The tax treatment of the management fees received by the NRFC is one of the
challenging facets of this business set-up. As with any cross-border transaction, the
examiner, during a tax audit, would normally assess the withholding tax and leave it to
the taxpayer to prove that the transaction is not subject to withholding tax.

When are payments for management services to an NRFC subject to final withholding
tax?

Under the tax code, an NRFC shall be subject to Philippine income tax only on its
income sourced within the Philippines. In the doctrinal case of CIR v. British Overseas
Airways Corp., the Supreme Court ruled that the source of income is the property,
activity, or service that produced the income; the test of taxability is the “source” and
the source of income is that activity which produced the income. The situs of the
income derived from services is determined solely by the place where service is
rendered. Thus, the taxability of fees received by the NRFC from the performance of
management services depends on where the services are performed. If performed
outside the Philippines, the income is not taxable here. However, should there be any
service performed in the Philippines, the same shall be subject to Philippine taxes.

Nevertheless, even if there are management services being performed within the
Philippines, management fees can still enjoy exemption under a tax treaty.

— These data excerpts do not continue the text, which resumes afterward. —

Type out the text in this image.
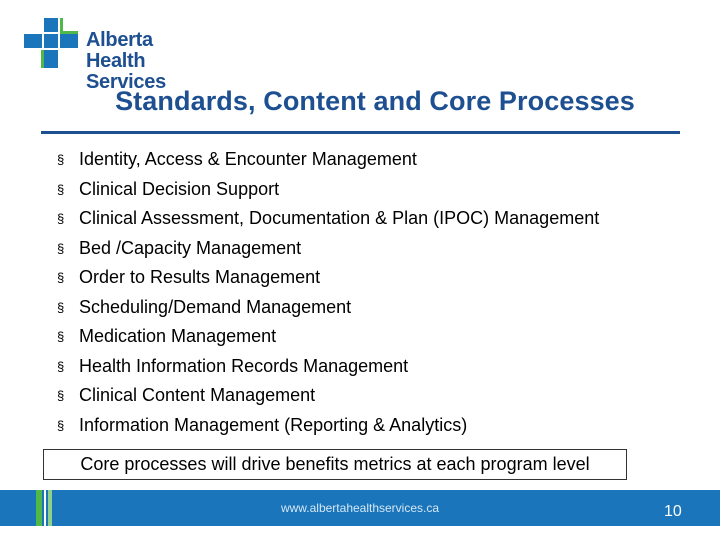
Alberta Health
Services
Standards, Content and Core Processes
§ Identity, Access & Encounter Management
§ Clinical Decision Support
§ Clinical Assessment, Documentation & Plan (IPOC) Management
§ Bed /Capacity Management
§ Order to Results Management
§ Scheduling/Demand Management
§ Medication Management
§ Health Information Records Management
§ Clinical Content Management
§ Information Management (Reporting & Analytics)
Core processes will drive benefits metrics at each program level
www.albertahealthservices.ca	10
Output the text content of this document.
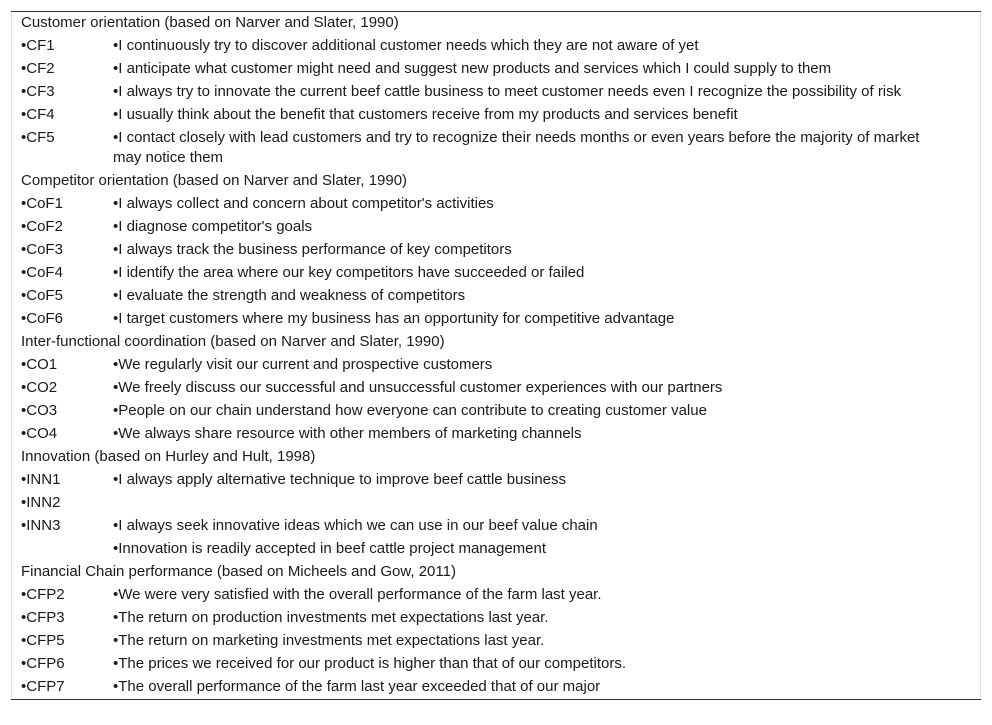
Customer orientation (based on Narver and Slater, 1990)	
•CF1	•I continuously try to discover additional customer needs which they are not aware of yet
•CF2	•I anticipate what customer might need and suggest new products and services which I could supply to them
•CF3	•I always try to innovate the current beef cattle business to meet customer needs even I recognize the possibility of risk
•CF4	•I usually think about the benefit that customers receive from my products and services benefit
•CF5	•I contact closely with lead customers and try to recognize their needs months or even years before the majority of market may notice them
Competitor orientation (based on Narver and Slater, 1990)	
•CoF1	•I always collect and concern about competitor's activities
•CoF2	•I diagnose competitor's goals
•CoF3	•I always track the business performance of key competitors
•CoF4	•I identify the area where our key competitors have succeeded or failed
•CoF5	•I evaluate the strength and weakness of competitors
•CoF6	•I target customers where my business has an opportunity for competitive advantage
Inter-functional coordination (based on Narver and Slater, 1990)	
•CO1	•We regularly visit our current and prospective customers
•CO2	•We freely discuss our successful and unsuccessful customer experiences with our partners
•CO3	•People on our chain understand how everyone can contribute to creating customer value
•CO4	•We always share resource with other members of marketing channels
Innovation (based on Hurley and Hult, 1998)	
•INN1	•I always apply alternative technique to improve beef cattle business
•INN2	
•INN3	•I always seek innovative ideas which we can use in our beef value chain
	•Innovation is readily accepted in beef cattle project management
Financial Chain performance (based on Micheels and Gow, 2011)	
•CFP2	•We were very satisfied with the overall performance of the farm last year.
•CFP3	•The return on production investments met expectations last year.
•CFP5	•The return on marketing investments met expectations last year.
•CFP6	•The prices we received for our product is higher than that of our competitors.
•CFP7	•The overall performance of the farm last year exceeded that of our major
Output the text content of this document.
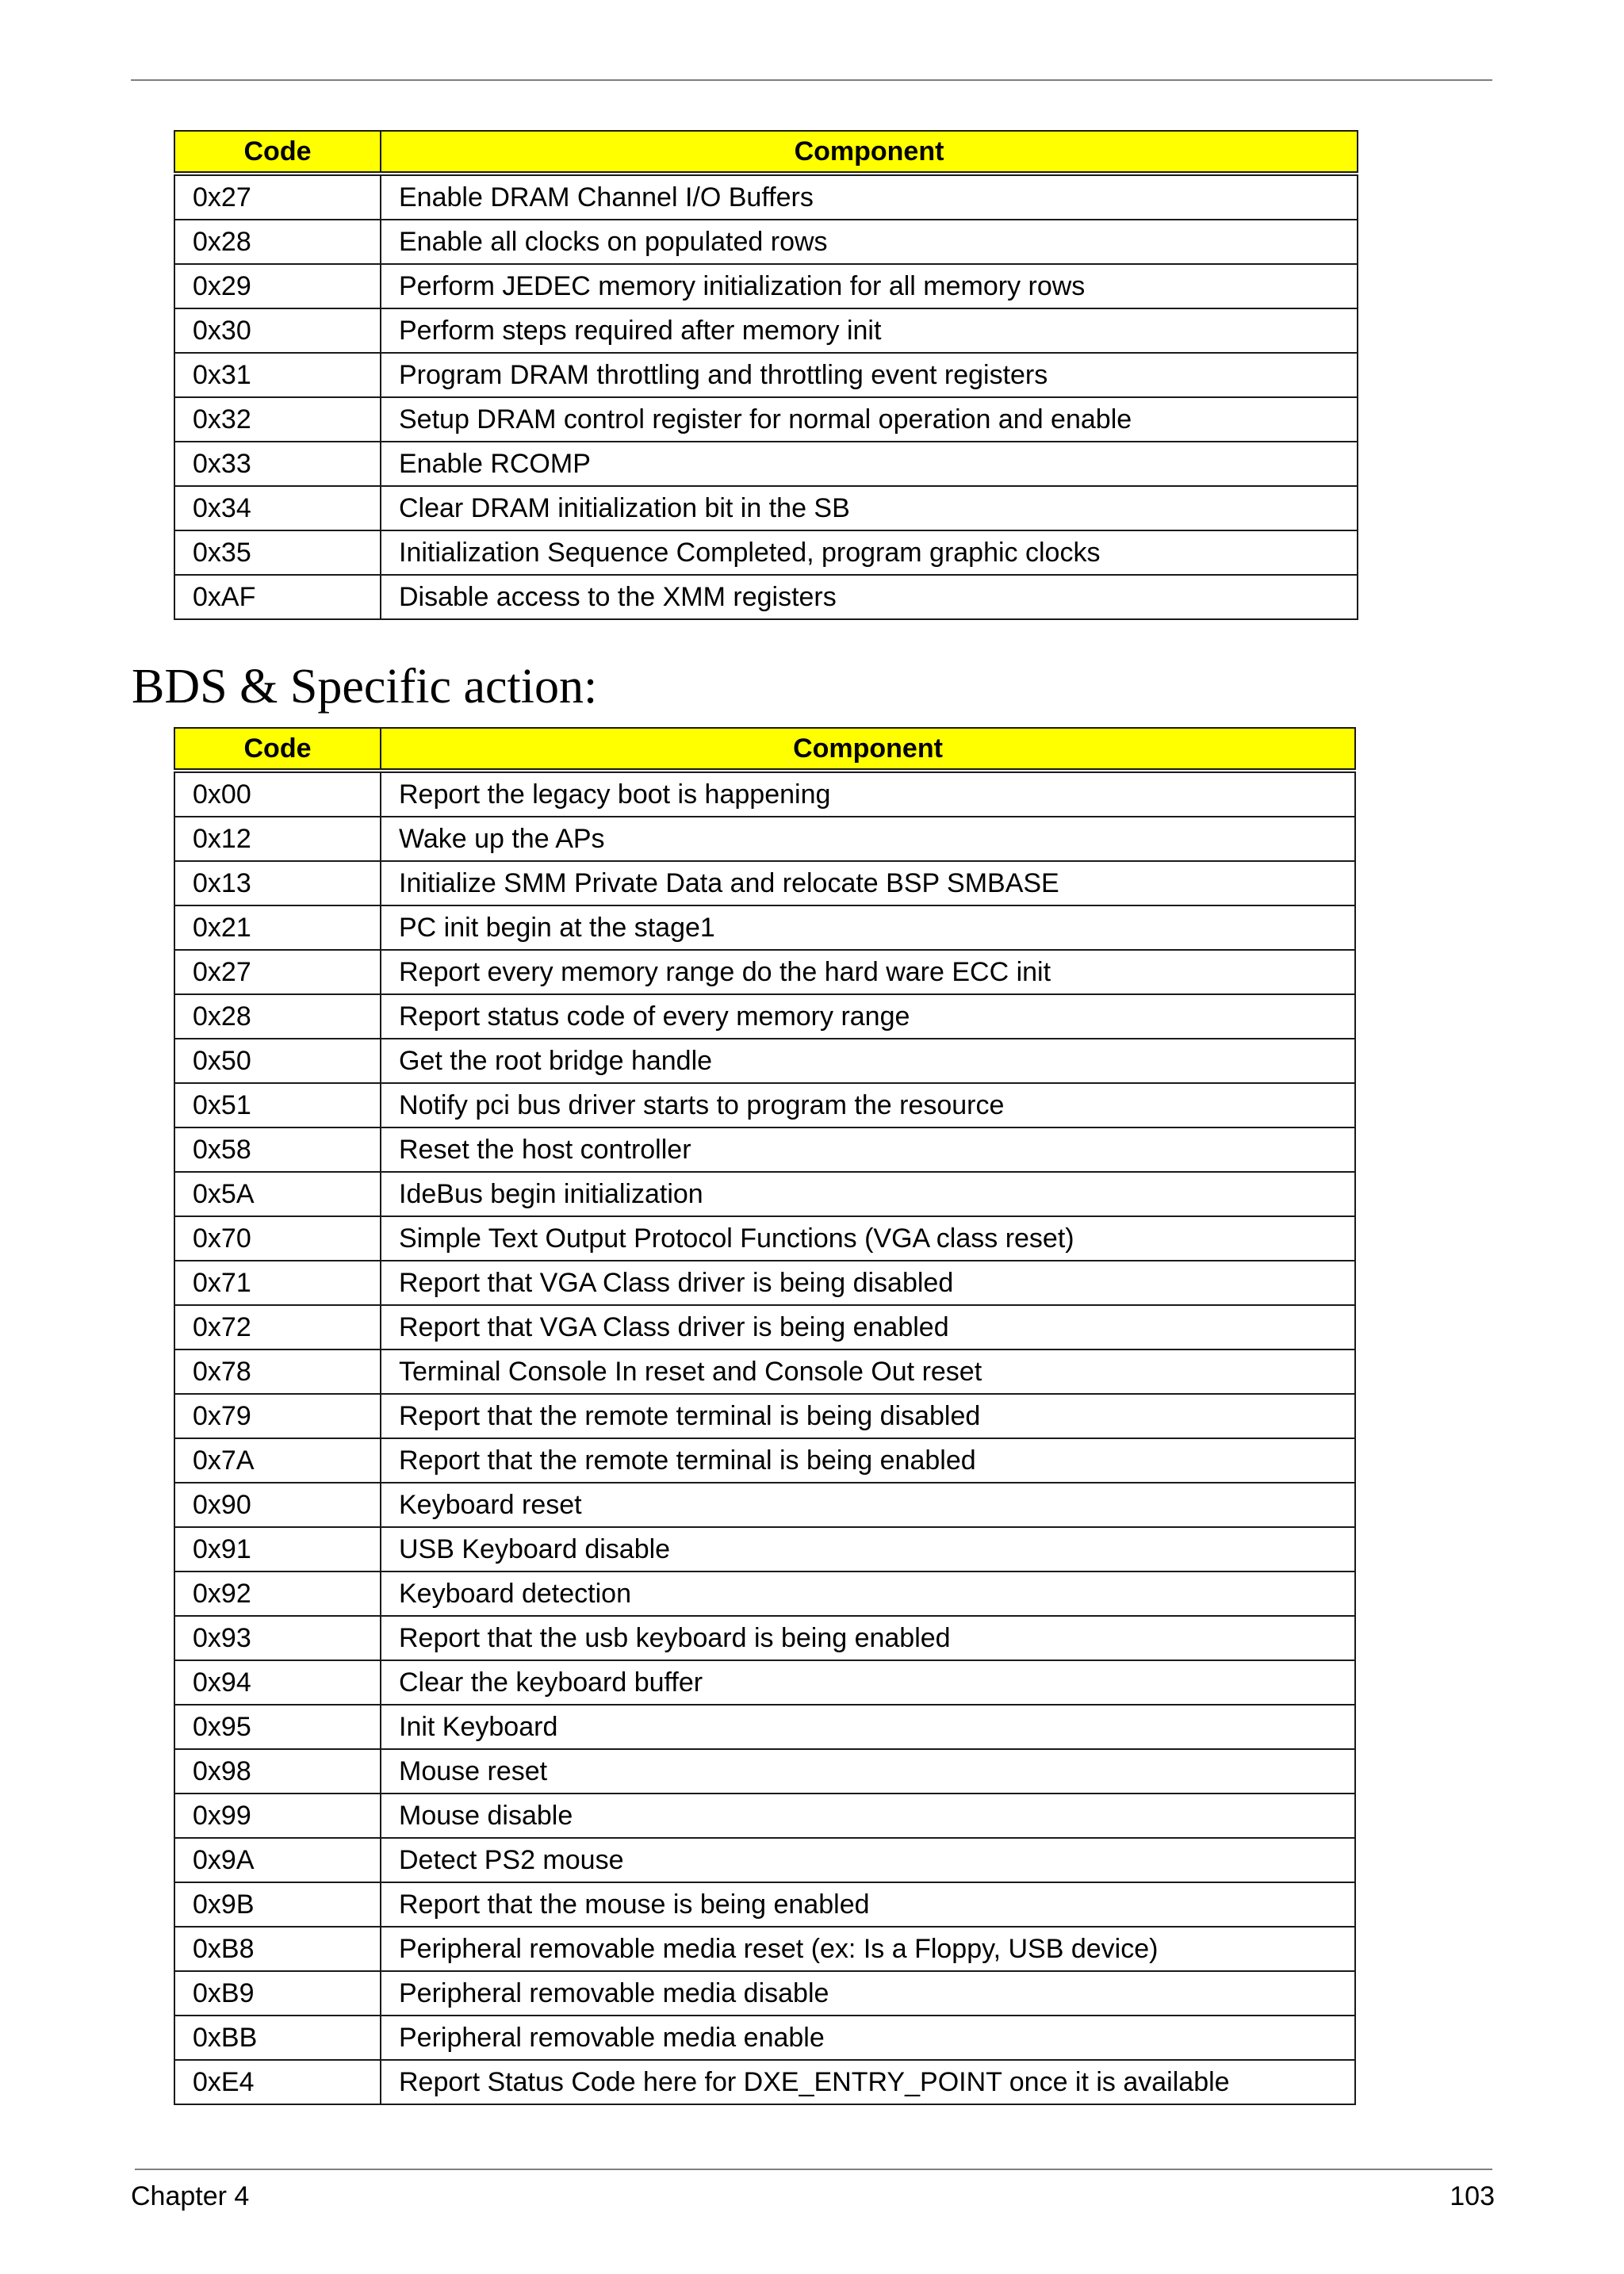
Code	Component
0x27	Enable DRAM Channel I/O Buffers
0x28	Enable all clocks on populated rows
0x29	Perform JEDEC memory initialization for all memory rows
0x30	Perform steps required after memory init
0x31	Program DRAM throttling and throttling event registers
0x32	Setup DRAM control register for normal operation and enable
0x33	Enable RCOMP
0x34	Clear DRAM initialization bit in the SB
0x35	Initialization Sequence Completed, program graphic clocks
0xAF	Disable access to the XMM registers
BDS & Specific action:
Code	Component
0x00	Report the legacy boot is happening
0x12	Wake up the APs
0x13	Initialize SMM Private Data and relocate BSP SMBASE
0x21	PC init begin at the stage1
0x27	Report every memory range do the hard ware ECC init
0x28	Report status code of every memory range
0x50	Get the root bridge handle
0x51	Notify pci bus driver starts to program the resource
0x58	Reset the host controller
0x5A	IdeBus begin initialization
0x70	Simple Text Output Protocol Functions (VGA class reset)
0x71	Report that VGA Class driver is being disabled
0x72	Report that VGA Class driver is being enabled
0x78	Terminal Console In reset and Console Out reset
0x79	Report that the remote terminal is being disabled
0x7A	Report that the remote terminal is being enabled
0x90	Keyboard reset
0x91	USB Keyboard disable
0x92	Keyboard detection
0x93	Report that the usb keyboard is being enabled
0x94	Clear the keyboard buffer
0x95	Init Keyboard
0x98	Mouse reset
0x99	Mouse disable
0x9A	Detect PS2 mouse
0x9B	Report that the mouse is being enabled
0xB8	Peripheral removable media reset (ex: Is a Floppy, USB device)
0xB9	Peripheral removable media disable
0xBB	Peripheral removable media enable
0xE4	Report Status Code here for DXE_ENTRY_POINT once it is available
Chapter 4	103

An NRFC,
who is a resident of a contracting state in a tax treaty with the Philippines, may be
exempt from income tax on the business profits derived within the Philippines. As a
condition for the tax exemption, all Philippine tax treaties require that the NRFC must
not carry on transacting business in the Philippines through a permanent establishment.
In the case of management services, the most common risk of creating a permanent
establishment is the length of period that the service is performed in the host country.
Most Philippine tax treaties provide a 180-day threshold for the duration of the services.